Completamente distinto es, en cambio, el clima de violencia que han construido algunas de las comunidades que reclaman la propiedad del fundo Alaska, de la empresa forestal Mininco. La Conadi ha hecho grandes esfuerzos por adquirir la propiedad, que comprende unas 2.200 hectáreas, y, según trascendió, el trato de compra podría cerrarse en los próximos días.

Sin embargo, miembros de la comunidad Temu Cui Cui, que exige la devolución de 300 hectáreas, se tomaron el predio en dos oportunidades durante la semana pasada y protagonizaron violentos incidentes con carabineros. Cabe señalar que la compra del fundo en cuestión fue aprobada por el consejo de la Conadi en 1998, sin perjuicio de lo cual los hostigamientos de comunidades radicalizadas no cesaron. En virtud de eso, miembros de Conadi advirtieron hace poco que las ocupaciones y talas ilegales ponen en riesgo la adquisición del fundo.
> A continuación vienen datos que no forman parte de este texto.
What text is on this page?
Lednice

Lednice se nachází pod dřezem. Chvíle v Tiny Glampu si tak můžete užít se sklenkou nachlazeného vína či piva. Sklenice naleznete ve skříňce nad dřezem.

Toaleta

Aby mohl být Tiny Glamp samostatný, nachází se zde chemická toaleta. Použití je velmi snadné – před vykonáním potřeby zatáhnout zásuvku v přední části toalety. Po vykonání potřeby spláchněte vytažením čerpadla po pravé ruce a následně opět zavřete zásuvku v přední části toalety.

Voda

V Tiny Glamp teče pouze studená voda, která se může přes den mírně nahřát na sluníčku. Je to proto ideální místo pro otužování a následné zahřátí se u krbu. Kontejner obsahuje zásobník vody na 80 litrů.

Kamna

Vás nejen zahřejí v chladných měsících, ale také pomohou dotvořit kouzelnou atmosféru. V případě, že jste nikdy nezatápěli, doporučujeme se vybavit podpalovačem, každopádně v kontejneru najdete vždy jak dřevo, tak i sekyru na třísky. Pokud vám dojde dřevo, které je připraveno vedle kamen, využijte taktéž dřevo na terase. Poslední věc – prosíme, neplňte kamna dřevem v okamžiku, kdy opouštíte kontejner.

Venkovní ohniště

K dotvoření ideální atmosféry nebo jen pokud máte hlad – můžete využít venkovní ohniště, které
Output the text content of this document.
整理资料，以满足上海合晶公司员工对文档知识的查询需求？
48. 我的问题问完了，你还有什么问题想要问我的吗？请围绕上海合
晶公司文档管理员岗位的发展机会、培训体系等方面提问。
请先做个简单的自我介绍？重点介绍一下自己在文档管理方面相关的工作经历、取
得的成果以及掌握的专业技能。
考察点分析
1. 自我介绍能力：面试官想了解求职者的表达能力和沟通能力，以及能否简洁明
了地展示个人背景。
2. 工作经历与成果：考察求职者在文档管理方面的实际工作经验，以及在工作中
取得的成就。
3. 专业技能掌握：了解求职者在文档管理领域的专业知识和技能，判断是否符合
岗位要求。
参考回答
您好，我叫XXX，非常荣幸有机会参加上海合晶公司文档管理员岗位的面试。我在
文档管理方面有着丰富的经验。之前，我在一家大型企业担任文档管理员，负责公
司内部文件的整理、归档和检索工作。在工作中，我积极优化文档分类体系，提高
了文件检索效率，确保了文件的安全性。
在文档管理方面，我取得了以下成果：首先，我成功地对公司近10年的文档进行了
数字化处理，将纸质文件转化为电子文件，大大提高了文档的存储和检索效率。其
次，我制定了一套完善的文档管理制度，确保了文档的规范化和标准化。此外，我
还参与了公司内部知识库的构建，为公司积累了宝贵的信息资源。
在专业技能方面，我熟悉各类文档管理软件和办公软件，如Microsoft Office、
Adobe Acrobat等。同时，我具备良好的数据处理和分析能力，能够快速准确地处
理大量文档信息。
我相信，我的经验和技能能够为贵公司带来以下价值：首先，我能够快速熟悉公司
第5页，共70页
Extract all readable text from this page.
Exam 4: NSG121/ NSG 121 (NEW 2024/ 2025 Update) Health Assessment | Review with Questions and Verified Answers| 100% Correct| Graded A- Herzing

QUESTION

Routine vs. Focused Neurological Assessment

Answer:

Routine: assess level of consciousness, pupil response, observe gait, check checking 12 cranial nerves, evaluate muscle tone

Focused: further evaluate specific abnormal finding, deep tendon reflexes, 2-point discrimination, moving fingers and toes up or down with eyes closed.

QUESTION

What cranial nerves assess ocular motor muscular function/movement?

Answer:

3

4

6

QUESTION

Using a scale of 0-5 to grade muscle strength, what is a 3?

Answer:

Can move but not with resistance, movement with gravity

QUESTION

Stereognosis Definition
Cabe esperar que las autoridades hagan uso de las prerrogativas que les otorga la ley para combatir las acciones violentistas. Y, más importante que eso, marginen de los procesos de devolución de tierras a aquellas comunidades que no han sido capaces de respetar la normativa vigente. No pueden las comunidades radicalizadas, que violan la propiedad privada y la ley, aspirar a los mismos beneficios que recibieron, en el caso en cuestión, los mapuches huilliches de Puerto Octay. Sería nefasto que el gobierno hiciera lo contrario, porque establecería como precedente que el uso de la fuerza, que ya ha llegado a niveles inaceptables al el sur del país, no es impedimento para participar en el legítimo proceso de entrega de títulos de dominio.